Le Canada doit cesser d'être à la remorque des États-Unis et se doter d'une politique nationale cohérente en matière de lutte contre les changements climatiques, estiment les dirigeants des grandes entreprises du pays.

Compte tenu de l'urgence d'agir dans ce dossier, le premier ministre Stephen Harper devrait d'ailleurs convoquer ses homologues des provinces à une conférence des premiers ministres afin de jeter les bases d'une vraie politique nationale, recommande le Conseil canadien des chefs d'entreprise (CCCE) dans un document de réflexion qui sera rendu public aujourd'hui.

Dans ce document de 73 pages que La Presse a obtenu, le CCCE soutient que le Canada a tous les atouts pour devenir une superpuissance en matière d'énergie et de ressources naturelles, «tout en contribuant à l'amélioration de la protection environnementale à l'échelle planétaire» en misant sur l'innovation et les technologies vertes.

Mais pour y arriver, les gouvernements de tous les ordres doivent se donner un plan de match cohérent de concert avec les entreprises canadiennes, soutient le CCCE dans le rapport intitulé Croissance écologique: Faire du Canada un chef de file en matière d'innovation énergétique et environnementale.

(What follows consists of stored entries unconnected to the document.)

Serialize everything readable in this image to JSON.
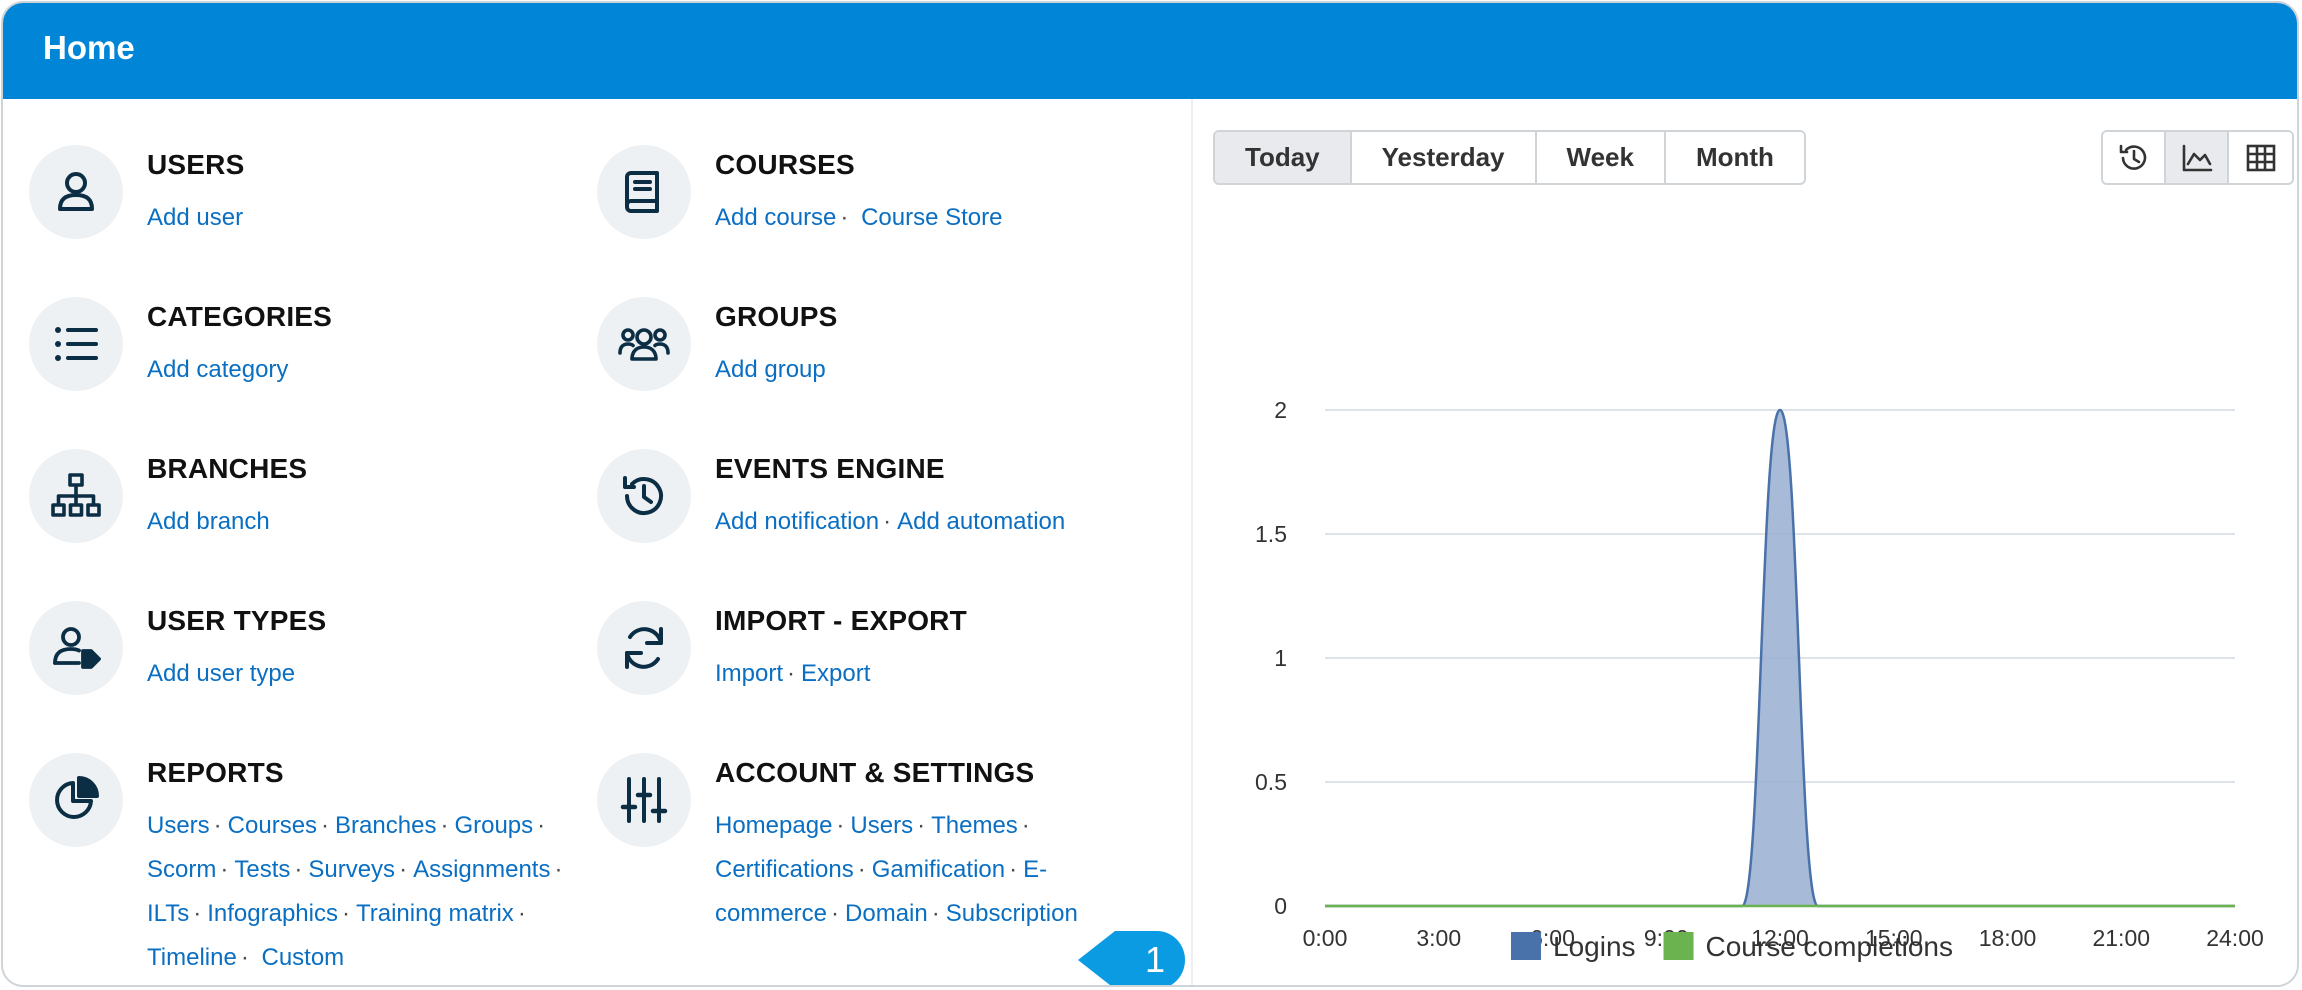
{
  "header": {
    "title": "Home"
  },
  "admin_items": [
    {
      "name": "USERS",
      "icon": "user-icon",
      "links": [
        "Add user"
      ]
    },
    {
      "name": "COURSES",
      "icon": "book-icon",
      "links": [
        "Add course",
        "Course Store"
      ]
    },
    {
      "name": "CATEGORIES",
      "icon": "list-icon",
      "links": [
        "Add category"
      ]
    },
    {
      "name": "GROUPS",
      "icon": "group-icon",
      "links": [
        "Add group"
      ]
    },
    {
      "name": "BRANCHES",
      "icon": "hierarchy-icon",
      "links": [
        "Add branch"
      ]
    },
    {
      "name": "EVENTS ENGINE",
      "icon": "history-icon",
      "links": [
        "Add notification",
        "Add automation"
      ]
    },
    {
      "name": "USER TYPES",
      "icon": "user-tag-icon",
      "links": [
        "Add user type"
      ]
    },
    {
      "name": "IMPORT - EXPORT",
      "icon": "sync-icon",
      "links": [
        "Import",
        "Export"
      ]
    },
    {
      "name": "REPORTS",
      "icon": "pie-chart-icon",
      "links": [
        "Users",
        "Courses",
        "Branches",
        "Groups",
        "Scorm",
        "Tests",
        "Surveys",
        "Assignments",
        "ILTs",
        "Infographics",
        "Training matrix",
        "Timeline",
        "Custom"
      ]
    },
    {
      "name": "ACCOUNT & SETTINGS",
      "icon": "sliders-icon",
      "links": [
        "Homepage",
        "Users",
        "Themes",
        "Certifications",
        "Gamification",
        "E-commerce",
        "Domain",
        "Subscription"
      ]
    }
  ],
  "callout": {
    "label": "1",
    "color": "#0a9be3"
  },
  "period_tabs": {
    "items": [
      "Today",
      "Yesterday",
      "Week",
      "Month"
    ],
    "selected": "Today"
  },
  "view_buttons": [
    {
      "icon": "history-icon",
      "active": false
    },
    {
      "icon": "area-chart-icon",
      "active": true
    },
    {
      "icon": "table-icon",
      "active": false
    }
  ],
  "chart_data": {
    "type": "area",
    "x_ticks": [
      "0:00",
      "3:00",
      "6:00",
      "9:00",
      "12:00",
      "15:00",
      "18:00",
      "21:00",
      "24:00"
    ],
    "y_ticks": [
      "0",
      "0.5",
      "1",
      "1.5",
      "2"
    ],
    "ylim": [
      0,
      2
    ],
    "xlim": [
      0,
      24
    ],
    "grid": true,
    "legend_position": "bottom",
    "series": [
      {
        "name": "Logins",
        "color": "#4a72aa",
        "fill": "#9db2d3",
        "points": [
          [
            0,
            0
          ],
          [
            11,
            0
          ],
          [
            12,
            2
          ],
          [
            13,
            0
          ],
          [
            24,
            0
          ]
        ]
      },
      {
        "name": "Course completions",
        "color": "#6bb34f",
        "fill": "#7fbf5a",
        "points": [
          [
            0,
            0
          ],
          [
            24,
            0
          ]
        ]
      }
    ]
  }
}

«L'industrie canadienne est prête à jouer son rôle; les entreprises ont néanmoins besoin d'une feuille de route qui leur tracera une démarche claire et prévisible, ancrée dans une structure économique compétitive et solide, de manière à ce qu'elles puissent apporter des solutions novatrices et durables», affirme le CCCE dans son rapport.

«Nous avons besoin d'un cadre national cohérent en matière d'énergie qui facilitera l'élaboration de solutions d'énergie propre et hissera le Canada au rang de chef de file sur l'échiquier international. Le premier ministre du Canada devrait convoquer une réunion des premiers ministres afin de définir l'orientation qui sera donnée à la stratégie nationale en matière d'énergie.»

Impatience

Les groupes environnementaux ont souvent dénoncé la lenteur du gouvernement Harper à s'attaquer au dossier de la lutte contre les changements climatiques. Le rapport du CCCE, qui représente 150 des plus grandes entreprises du pays, démontre que les gens d'affaires commencent aussi à s'impatienter.

«Nous devons mettre fin à l'ensemble hétérogène de plans d'action qui existe actuellement à l'échelle fédérale et provinciale et nous engager à adopter une approche nationale cohérente en matière de politique climatique. Le Canada n'a pas besoin d'attendre les Américains pour élaborer des politiques touchant des questions-clés», affirme le CCCE.

Le Canada, note le CCCE dans son rapport, est choyé par son abondance de ressources naturelles qui contribue grandement à sa prospérité. Outre son hydroélectricité, le Canada dispose de la deuxième réserve de pétrole en importance du monde, est le deuxième producteur d'uranium du monde et est le troisième producteur de gaz naturel. Le pays dispose aussi de réserves de charbon qui dureront au moins 100 ans.

Mieux encore, les États-Unis sont de plus en plus préoccupés par leur sécurité énergétique et le Canada se trouve à être son premier fournisseur étranger en énergie. Enfin, la demande mondiale d'énergie connaîtra une croissance de 40 % de 2007 à 2030, en grande partie à cause de la demande des pays émergents comme la Chine et l'Inde, selon l'Agence internationale de l'énergie.

Mais cette hausse de la consommation de l'énergie entraînera aussi une augmentation des émissions de gaz à effet de serre. La meilleure façon de limiter cette hausse est d'investir dans les technologies plus propres.

Accord bilatéral

Dans son rapport, le CCCE recommande, outre l'adoption d'une politique nationale cohérente sur la question climatique, de conclure un accord bilatéral avec les États-Unis en matière d'environnement et d'énergie.

Le CCCE se montre aussi ouvert à l'idée de fixer un prix sur le carbone, mais à certaines conditions. Cette tarification devrait être appliquée à grande échelle à tous les secteurs de l'économie et aux produits de consommation et devrait être appliquée à des taux relativement bas afin d'accorder suffisamment de temps aux entreprises pour s'ajuster. Les recettes perçues devraient être utilisées pour réduire les impôts et pour soutenir la conception de nouvelles technologies. Aussi, la nouvelle tarification devrait être conçue de manière à ne pas imposer un fardeau indu à une région ou à un secteur particuliers.

Le CCCE estime aussi que les entreprises canadiennes doivent augmenter leurs parts d'investissements consacrés à la recherche et développement dans le domaine énergétique.

Il juge enfin «indispensable» que le Canada «améliore sa propre performance environnementale s'il veut être crédible comme artisan d'une approche internationale novatrice et efficace» afin de contrer les effets des changements climatiques.